At Teach For America, our rural teachers across eastern Kentucky have seen firsthand that our state's progress in early reading proficiency stems from Kentucky's commitment to a legacy of literacy.
In collaboration with our partners, we recently launched the Kentucky Literacy Campaign, which asks supporters to visit YourSchoolsYourCall.org and vote on the one book they believe all Kentuckians should read.
When the campaign concludes on March 31, Teach For America will purchase classroom sets of the winning book for over 750 students in Eastern Kentucky. Over 2,250 supporters including Wildcats' Head Coach John Calipari, Lexington Mayor Jim Gray and University of Kentucky President Eli Capilouto have participated. Kentuckian Wendell Berry's A Place on Earth is in a close race with To Kill a Mockingbird for the No. 1 spot.
This widespread support is among many demonstrations of Kentucky's dedication to advancing literacy, including First Lady Jane Beshear's Kentucky Literacy Celebration and Feed the Mind — Kentucky. Such efforts are helping bring the commonwealth together to celebrate early reading and to work toward literacy success for all Kentuckians.

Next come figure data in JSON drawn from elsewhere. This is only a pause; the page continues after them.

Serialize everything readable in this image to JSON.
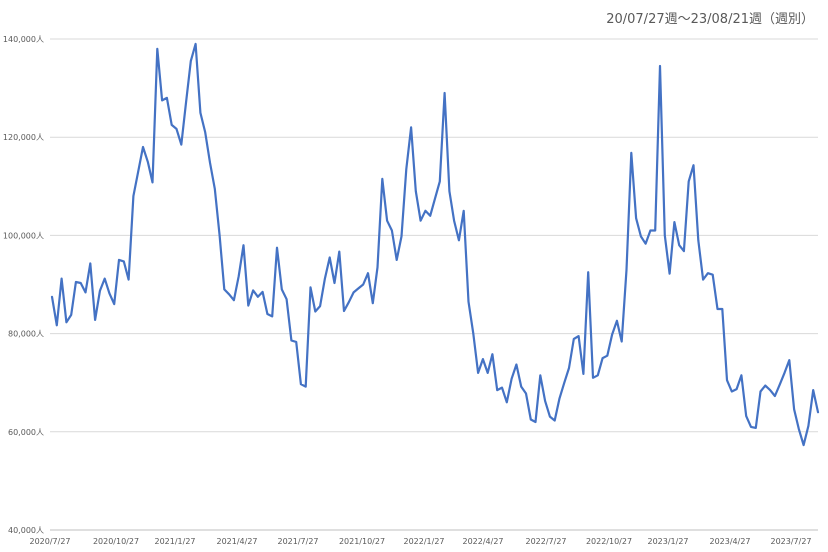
{
  "chart_data": {
    "type": "line",
    "subtitle": "20/07/27週〜23/08/21週（週別）",
    "xlabel": "",
    "ylabel": "",
    "ylim": [
      40000,
      140000
    ],
    "y_ticks": [
      "40,000人",
      "60,000人",
      "80,000人",
      "100,000人",
      "120,000人",
      "140,000人"
    ],
    "x_ticks": [
      "2020/7/27",
      "2020/10/27",
      "2021/1/27",
      "2021/4/27",
      "2021/7/27",
      "2021/10/27",
      "2022/1/27",
      "2022/4/27",
      "2022/7/27",
      "2022/10/27",
      "2023/1/27",
      "2023/4/27",
      "2023/7/27"
    ],
    "grid": true,
    "legend": "none",
    "colors": {
      "line": "#4472C4",
      "grid": "#d9d9d9",
      "axis": "#bfbfbf"
    },
    "series": [
      {
        "values": [
          87500,
          81700,
          91200,
          82300,
          83800,
          90500,
          90300,
          88400,
          94300,
          82800,
          88700,
          91200,
          88200,
          86000,
          95000,
          94700,
          91000,
          108000,
          113000,
          118000,
          115000,
          110800,
          138000,
          127500,
          128000,
          122500,
          121700,
          118500,
          127000,
          135500,
          139000,
          125000,
          121000,
          114800,
          109500,
          100000,
          89000,
          88000,
          86800,
          91700,
          98000,
          85700,
          88800,
          87500,
          88500,
          84000,
          83500,
          97500,
          89000,
          87000,
          78600,
          78300,
          69700,
          69200,
          89400,
          84500,
          85600,
          91200,
          95500,
          90300,
          96700,
          84600,
          86400,
          88400,
          89200,
          90000,
          92300,
          86200,
          93500,
          111500,
          103000,
          101000,
          95000,
          99800,
          113500,
          122000,
          109000,
          103000,
          105000,
          104000,
          107500,
          111000,
          129000,
          109000,
          103000,
          99000,
          105000,
          86500,
          80000,
          72000,
          74800,
          72000,
          75800,
          68500,
          69000,
          66000,
          70800,
          73700,
          69200,
          67800,
          62500,
          62000,
          71500,
          66300,
          63100,
          62300,
          66800,
          70000,
          73000,
          78900,
          79500,
          71800,
          92500,
          71000,
          71500,
          75000,
          75500,
          79800,
          82600,
          78400,
          93000,
          116800,
          103500,
          99800,
          98300,
          101000,
          101000,
          134500,
          100000,
          92200,
          102700,
          98000,
          96800,
          111000,
          114300,
          99000,
          91000,
          92300,
          92000,
          85000,
          85000,
          70500,
          68200,
          68700,
          71500,
          63200,
          61000,
          60800,
          68200,
          69400,
          68500,
          67300,
          69600,
          72000,
          74600,
          64600,
          60600,
          57300,
          61200,
          68500,
          64000
        ]
      }
    ]
  }
}
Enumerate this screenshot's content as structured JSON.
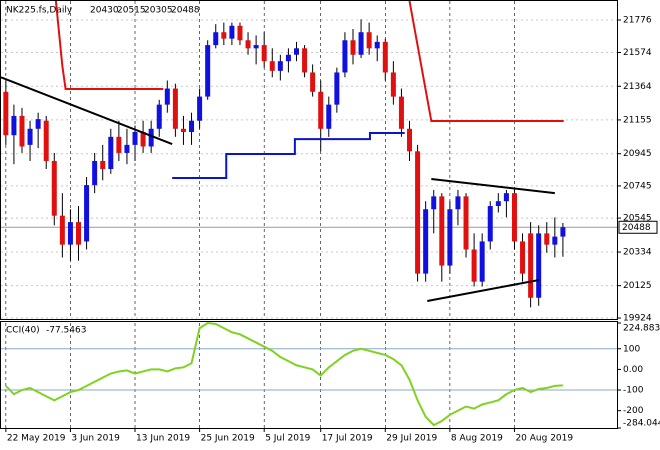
{
  "chart_data": [
    {
      "type": "candlestick",
      "title": "NK225.fs,Daily",
      "ohlc_header": [
        20430,
        20515,
        20305,
        20488
      ],
      "up_color": "#1010e0",
      "down_color": "#e01010",
      "last_price": 20488,
      "xlim": [
        -0.6,
        75.7
      ],
      "ylim": [
        19918,
        21894
      ],
      "xticks": [
        {
          "value": 0,
          "label": "22 May 2019"
        },
        {
          "value": 8,
          "label": "3 Jun 2019"
        },
        {
          "value": 16,
          "label": "13 Jun 2019"
        },
        {
          "value": 24,
          "label": "25 Jun 2019"
        },
        {
          "value": 32,
          "label": "5 Jul 2019"
        },
        {
          "value": 39,
          "label": "17 Jul 2019"
        },
        {
          "value": 47,
          "label": "29 Jul 2019"
        },
        {
          "value": 55,
          "label": "8 Aug 2019"
        },
        {
          "value": 63,
          "label": "20 Aug 2019"
        }
      ],
      "yticks": [
        21776,
        21574,
        21364,
        21155,
        20945,
        20745,
        20545,
        20334,
        20125,
        19924
      ],
      "open": [
        21330,
        21060,
        21180,
        21000,
        21100,
        21150,
        20900,
        20560,
        20380,
        20520,
        20400,
        20750,
        20900,
        20850,
        21050,
        20950,
        21000,
        21080,
        20990,
        21100,
        21250,
        21350,
        21100,
        21080,
        21150,
        21300,
        21620,
        21700,
        21660,
        21740,
        21650,
        21600,
        21620,
        21520,
        21460,
        21520,
        21560,
        21600,
        21450,
        21330,
        21100,
        21250,
        21450,
        21650,
        21560,
        21700,
        21600,
        21640,
        21450,
        21300,
        21100,
        20960,
        20200,
        20600,
        20680,
        20250,
        20600,
        20680,
        20350,
        20150,
        20400,
        20620,
        20650,
        20700,
        20400,
        20450,
        20050,
        20450,
        20380,
        20430
      ],
      "high": [
        21400,
        21250,
        21230,
        21150,
        21200,
        21180,
        20950,
        20700,
        20600,
        20620,
        20800,
        20950,
        21000,
        21100,
        21150,
        21100,
        21120,
        21150,
        21150,
        21280,
        21400,
        21380,
        21180,
        21200,
        21350,
        21650,
        21750,
        21760,
        21760,
        21760,
        21700,
        21680,
        21700,
        21600,
        21560,
        21600,
        21640,
        21620,
        21500,
        21400,
        21300,
        21480,
        21700,
        21720,
        21780,
        21760,
        21680,
        21660,
        21520,
        21350,
        21150,
        21000,
        20650,
        20720,
        20700,
        20650,
        20720,
        20700,
        20450,
        20450,
        20650,
        20700,
        20720,
        20730,
        20450,
        20520,
        20500,
        20520,
        20550,
        20515
      ],
      "low": [
        21000,
        20880,
        20950,
        20900,
        20980,
        20850,
        20500,
        20300,
        20280,
        20280,
        20350,
        20700,
        20780,
        20820,
        20900,
        20880,
        20900,
        20950,
        20950,
        21050,
        21200,
        21050,
        21000,
        21000,
        21100,
        21280,
        21600,
        21620,
        21620,
        21620,
        21560,
        21500,
        21480,
        21420,
        21400,
        21450,
        21520,
        21420,
        21300,
        20960,
        21050,
        21200,
        21420,
        21500,
        21540,
        21560,
        21520,
        21400,
        21250,
        21050,
        20900,
        20150,
        20150,
        20450,
        20150,
        20200,
        20500,
        20300,
        20120,
        20120,
        20350,
        20580,
        20550,
        20350,
        20150,
        19990,
        20000,
        20330,
        20300,
        20305
      ],
      "close": [
        21060,
        21180,
        20990,
        21100,
        21160,
        20900,
        20560,
        20380,
        20520,
        20380,
        20750,
        20900,
        20850,
        21050,
        20950,
        21000,
        21080,
        20990,
        21100,
        21250,
        21350,
        21100,
        21080,
        21150,
        21300,
        21620,
        21700,
        21660,
        21740,
        21650,
        21600,
        21620,
        21520,
        21460,
        21520,
        21560,
        21600,
        21450,
        21330,
        21100,
        21250,
        21450,
        21650,
        21560,
        21700,
        21600,
        21640,
        21450,
        21300,
        21100,
        20960,
        20200,
        20600,
        20680,
        20250,
        20600,
        20680,
        20350,
        20150,
        20400,
        20620,
        20650,
        20700,
        20400,
        20200,
        20050,
        20450,
        20380,
        20430,
        20488
      ],
      "lines": [
        {
          "color": "#000000",
          "x": [
            -0.6,
            20.6
          ],
          "values": [
            21420,
            21005
          ]
        },
        {
          "color": "#000000",
          "x": [
            52.2,
            66
          ],
          "values": [
            20030,
            20160
          ]
        },
        {
          "color": "#000000",
          "x": [
            52.7,
            68
          ],
          "values": [
            20788,
            20700
          ]
        },
        {
          "color": "#e01010",
          "x": [
            6.2,
            7,
            7.4,
            19.5
          ],
          "values": [
            21894,
            21490,
            21347,
            21347
          ]
        },
        {
          "color": "#e01010",
          "x": [
            50,
            52.7,
            69.1
          ],
          "values": [
            21894,
            21148,
            21148
          ]
        },
        {
          "color": "#0a14c8",
          "x": [
            20.6,
            27.3,
            27.3,
            35.8,
            35.8,
            45.1,
            45.1,
            49.4
          ],
          "values": [
            20794,
            20794,
            20943,
            20943,
            21036,
            21036,
            21074,
            21074
          ]
        }
      ]
    },
    {
      "type": "line",
      "title": "CCI(40)",
      "current_value": -77.5463,
      "color": "#7fd320",
      "ylim": [
        -284.044,
        224.8836
      ],
      "yticks": [
        224.8836,
        100,
        {
          "value": 0,
          "label": "0.00"
        },
        -100,
        -200,
        -284.044
      ],
      "levels": [
        100,
        -100
      ],
      "values": [
        -80,
        -120,
        -100,
        -90,
        -110,
        -130,
        -150,
        -130,
        -110,
        -100,
        -80,
        -60,
        -40,
        -20,
        -10,
        -5,
        -20,
        -10,
        0,
        0,
        -10,
        5,
        10,
        30,
        200,
        225,
        220,
        200,
        180,
        170,
        150,
        130,
        110,
        90,
        60,
        40,
        20,
        10,
        0,
        -30,
        10,
        40,
        70,
        90,
        100,
        90,
        80,
        70,
        50,
        20,
        -50,
        -150,
        -230,
        -270,
        -250,
        -220,
        -200,
        -180,
        -190,
        -170,
        -160,
        -150,
        -120,
        -100,
        -90,
        -110,
        -95,
        -90,
        -80,
        -77.5463
      ]
    }
  ]
}
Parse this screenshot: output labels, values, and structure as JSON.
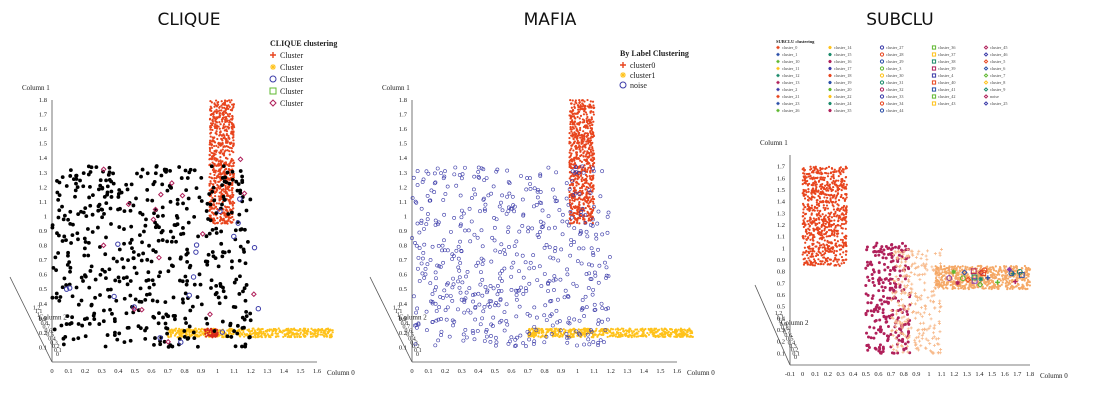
{
  "chart_data": [
    {
      "type": "scatter",
      "title": "CLIQUE",
      "legend_title": "CLIQUE clustering",
      "legend_position": "top-right",
      "legend": [
        {
          "label": "Cluster",
          "marker": "plus",
          "color": "#e8451e"
        },
        {
          "label": "Cluster",
          "marker": "star",
          "color": "#ffc21a"
        },
        {
          "label": "Cluster",
          "marker": "circle",
          "color": "#3a3aa8"
        },
        {
          "label": "Cluster",
          "marker": "square",
          "color": "#5fb830"
        },
        {
          "label": "Cluster",
          "marker": "diamond",
          "color": "#b0205a"
        }
      ],
      "xlabel": "Column 0",
      "ylabel": "Column 1",
      "zlabel": "Column 2",
      "x_ticks": [
        "0",
        "0.1",
        "0.2",
        "0.3",
        "0.4",
        "0.5",
        "0.6",
        "0.7",
        "0.8",
        "0.9",
        "1",
        "1.1",
        "1.2",
        "1.3",
        "1.4",
        "1.5",
        "1.6"
      ],
      "y_ticks": [
        "0.1",
        "0.2",
        "0.3",
        "0.4",
        "0.5",
        "0.6",
        "0.7",
        "0.8",
        "0.9",
        "1",
        "1.1",
        "1.2",
        "1.3",
        "1.4",
        "1.5",
        "1.6",
        "1.7",
        "1.8"
      ],
      "z_ticks": [
        "0",
        "0.1",
        "0.2",
        "0.3",
        "0.4",
        "0.5",
        "0.6",
        "0.7",
        "0.8",
        "0.9",
        "1",
        "1.1",
        "1.2"
      ],
      "xlim": [
        0,
        1.6
      ],
      "ylim": [
        0,
        1.8
      ],
      "clusters": [
        {
          "name": "vertical",
          "color": "#e8451e",
          "x_range": [
            0.95,
            1.1
          ],
          "y_range": [
            0.95,
            1.8
          ],
          "n": 700
        },
        {
          "name": "horizontal",
          "color": "#ffc21a",
          "x_range": [
            0.7,
            1.7
          ],
          "y_range": [
            0.17,
            0.23
          ],
          "n": 500
        },
        {
          "name": "overlap",
          "color": "#d82a1a",
          "x_range": [
            0.92,
            1.0
          ],
          "y_range": [
            0.17,
            0.23
          ],
          "n": 60
        },
        {
          "name": "noise",
          "color": "#000000",
          "x_range": [
            0.0,
            1.2
          ],
          "y_range": [
            0.1,
            1.35
          ],
          "n": 520
        }
      ]
    },
    {
      "type": "scatter",
      "title": "MAFIA",
      "legend_title": "By Label Clustering",
      "legend_position": "top-right",
      "legend": [
        {
          "label": "cluster0",
          "marker": "plus",
          "color": "#e8451e"
        },
        {
          "label": "cluster1",
          "marker": "star",
          "color": "#ffc21a"
        },
        {
          "label": "noise",
          "marker": "circle",
          "color": "#3a3aa8"
        }
      ],
      "xlabel": "Column 0",
      "ylabel": "Column 1",
      "zlabel": "Column 2",
      "x_ticks": [
        "0",
        "0.1",
        "0.2",
        "0.3",
        "0.4",
        "0.5",
        "0.6",
        "0.7",
        "0.8",
        "0.9",
        "1",
        "1.1",
        "1.2",
        "1.3",
        "1.4",
        "1.5",
        "1.6"
      ],
      "y_ticks": [
        "0.1",
        "0.2",
        "0.3",
        "0.4",
        "0.5",
        "0.6",
        "0.7",
        "0.8",
        "0.9",
        "1",
        "1.1",
        "1.2",
        "1.3",
        "1.4",
        "1.5",
        "1.6",
        "1.7",
        "1.8"
      ],
      "z_ticks": [
        "0",
        "0.1",
        "0.2",
        "0.3",
        "0.4",
        "0.5",
        "0.6",
        "0.7",
        "0.8",
        "0.9",
        "1",
        "1.1",
        "1.2"
      ],
      "xlim": [
        0,
        1.6
      ],
      "ylim": [
        0,
        1.8
      ],
      "clusters": [
        {
          "name": "cluster0",
          "color": "#e8451e",
          "x_range": [
            0.95,
            1.1
          ],
          "y_range": [
            0.95,
            1.8
          ],
          "n": 700
        },
        {
          "name": "cluster1",
          "color": "#ffc21a",
          "x_range": [
            0.7,
            1.7
          ],
          "y_range": [
            0.17,
            0.23
          ],
          "n": 500
        },
        {
          "name": "noise",
          "color": "#3a3aa8",
          "x_range": [
            0.0,
            1.2
          ],
          "y_range": [
            0.1,
            1.35
          ],
          "n": 560
        }
      ]
    },
    {
      "type": "scatter",
      "title": "SUBCLU",
      "legend_title": "SUBCLU clustering",
      "legend_position": "top",
      "legend": [
        "cluster_0",
        "cluster_14",
        "cluster_27",
        "cluster_36",
        "cluster_45",
        "cluster_1",
        "cluster_15",
        "cluster_28",
        "cluster_37",
        "cluster_46",
        "cluster_10",
        "cluster_16",
        "cluster_29",
        "cluster_38",
        "cluster_5",
        "cluster_11",
        "cluster_17",
        "cluster_3",
        "cluster_39",
        "cluster_6",
        "cluster_12",
        "cluster_18",
        "cluster_30",
        "cluster_4",
        "cluster_7",
        "cluster_13",
        "cluster_19",
        "cluster_31",
        "cluster_40",
        "cluster_8",
        "cluster_2",
        "cluster_20",
        "cluster_32",
        "cluster_41",
        "cluster_9",
        "cluster_21",
        "cluster_22",
        "cluster_33",
        "cluster_42",
        "noise",
        "cluster_23",
        "cluster_24",
        "cluster_34",
        "cluster_43",
        "cluster_25",
        "cluster_26",
        "cluster_35",
        "cluster_44"
      ],
      "xlabel": "Column 0",
      "ylabel": "Column 1",
      "zlabel": "Column 2",
      "x_ticks": [
        "-0.1",
        "0",
        "0.1",
        "0.2",
        "0.3",
        "0.4",
        "0.5",
        "0.6",
        "0.7",
        "0.8",
        "0.9",
        "1",
        "1.1",
        "1.2",
        "1.3",
        "1.4",
        "1.5",
        "1.6",
        "1.7",
        "1.8"
      ],
      "y_ticks": [
        "0.1",
        "0.2",
        "0.3",
        "0.4",
        "0.5",
        "0.6",
        "0.7",
        "0.8",
        "0.9",
        "1",
        "1.1",
        "1.2",
        "1.3",
        "1.4",
        "1.5",
        "1.6",
        "1.7"
      ],
      "z_ticks": [
        "0",
        "0.1",
        "0.2",
        "0.3",
        "0.4",
        "0.5",
        "0.6",
        "0.7",
        "0.8",
        "0.9",
        "1",
        "1.1",
        "1.2"
      ],
      "xlim": [
        -0.1,
        1.8
      ],
      "ylim": [
        0,
        1.8
      ],
      "clusters": [
        {
          "name": "vertical",
          "color": "#e8451e",
          "x_range": [
            0.0,
            0.35
          ],
          "y_range": [
            0.85,
            1.7
          ],
          "n": 800
        },
        {
          "name": "horizontal",
          "color": "#f5a866",
          "x_range": [
            1.05,
            1.8
          ],
          "y_range": [
            0.65,
            0.85
          ],
          "n": 650
        },
        {
          "name": "magenta",
          "color": "#b0205a",
          "x_range": [
            0.5,
            0.85
          ],
          "y_range": [
            0.1,
            1.05
          ],
          "n": 260
        },
        {
          "name": "noise",
          "color": "#f7b98a",
          "x_range": [
            0.7,
            1.1
          ],
          "y_range": [
            0.1,
            1.0
          ],
          "n": 260
        }
      ]
    }
  ]
}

Additionally, research-based initiatives like The Kentucky Reading Project are equipping educators with the professional development necessary to improve their students' early reading proficiency. In the last 15 years, KRP has trained over 3,100 early childhood teachers who reach more than 550,000 elementary students — an average 81 percent of whom reach reading proficiency by the end of the third grade.
At kitchen tables and in classrooms, from community centers to the state Capitol, early reading proficiency is a Kentucky priority. We know there is still work to be done. Literacy will be foundational to our changing economy in which 65 percent of jobs will require post-secondary education by the end of the decade.
Kentucky's commitment to early reading proficiency has shown we can meet these new demands for our children. I look forward to working with my home state toward the day when every child enters high school able to comprehend, analyze and discuss books like All the King's Men and benefits from the opportunities that stem from early reading proficiency.